Decidido a demostrar que lo suyo es la mano dura, Musk revoluciona el negocio puertas adentro. Tanto, que ordenó colocar colchones en oficinas y salas de conferencia para que los empleados se sientan libres de pasar el mayor tiempo posible en la compañía. Algunas de esas habitaciones (hasta ocho por planta) ya están en uso; un cambio alineado con el “alto grado de compromiso” que Musk demanda a los sobrevivientes, obligados a trabajar durante “muchas horas de alta intensidad”. El sudafricano también rechaza cualquier avance sobre la modalidad home office, algo que se demostró brutalmente este año, cuando Tesla obligó a sus trabajadores de Shanghái a dormir en la fábrica para reducir la tasa de contagios y evitar suspensiones.
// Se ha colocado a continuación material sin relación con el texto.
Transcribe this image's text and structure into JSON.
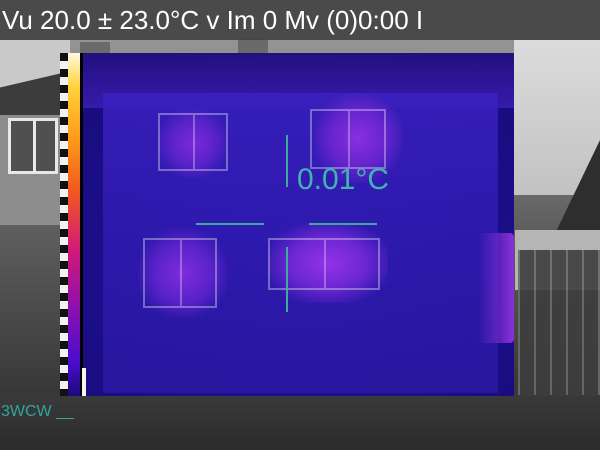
{
  "header": {
    "status_text": "Vu 20.0 ± 23.0°C  v Im 0 Mv (0)0:00 I"
  },
  "measurement": {
    "spot_value": "0.01°C"
  },
  "footer": {
    "label": "3WCW __"
  },
  "colors": {
    "crosshair": "#3fa8a0",
    "thermal_base": "#1d0f8e",
    "header_bg": "#464646"
  },
  "icons": {
    "crosshair": "crosshair-icon"
  }
}
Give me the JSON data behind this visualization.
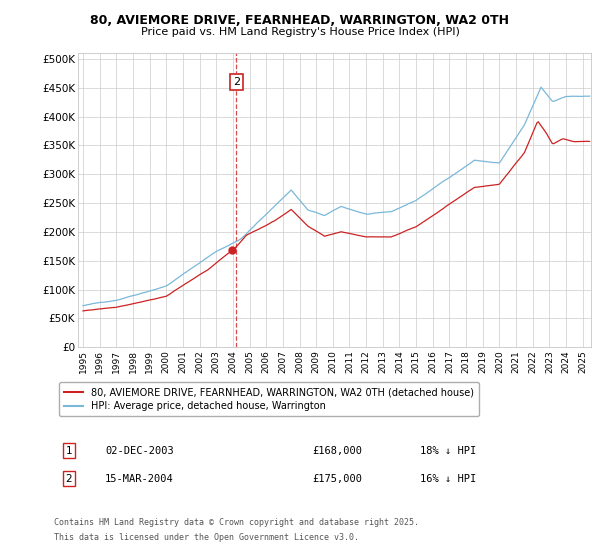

Con la salvedad de estar blindado por una fortuna de USD 184 billones, él mismo predica con el ejemplo, ya que se ocupa de contar a quien quiera oír que solía dormir en los sillones de las instalaciones de Tesla, incluso debajo de su escritorio, a la manera de George Costanza en uno de los episodios más memorables de Seinfeld.
Con la batería de noticias sobre el descalabro interno monopolizando la atención pública, Twitter parece atravesar días de estancamiento, lejos de las promesas que implicaban la llegada de un hombre que se autopercibe líder de la innovación global. Para retomar esa agenda, Musk analiza implementar su propia criptomoneda, una obsesión que trae desde antes de quedar al mando. “Es una especie de obviedad que Twitter tenga pagos, tanto fiduciarios como criptográficos”, declaró en una sesión de Spaces ante más de dos millones de oyentes.
Acaso eso lo ayude a recuperar un lugar que le debe haber dolido perder: el de la persona más rica del mundo en el ranking en tiempo real de la revista Forbes. Tras los cimbronazos de la compra, que redujeron la fortuna de Musk en USD 44 billones, este miércoles 7 Bernard Arnault (propietario de Louis Vuitton) empezó a pelear -y por momentos ganar- el número uno. Quizá lo que más inquiete a Musk sean los nombres de quienes acechan en el listado: Jeff Bezos (Amazon), Bill Gates (Microsoft) y Larry Page (Google). Puede que tolere perder ante un forastero, pero nunca superaría que le ganen en su propio juego. Una obsesión que le quita el sueño, mientras le quita el sueño a los demás.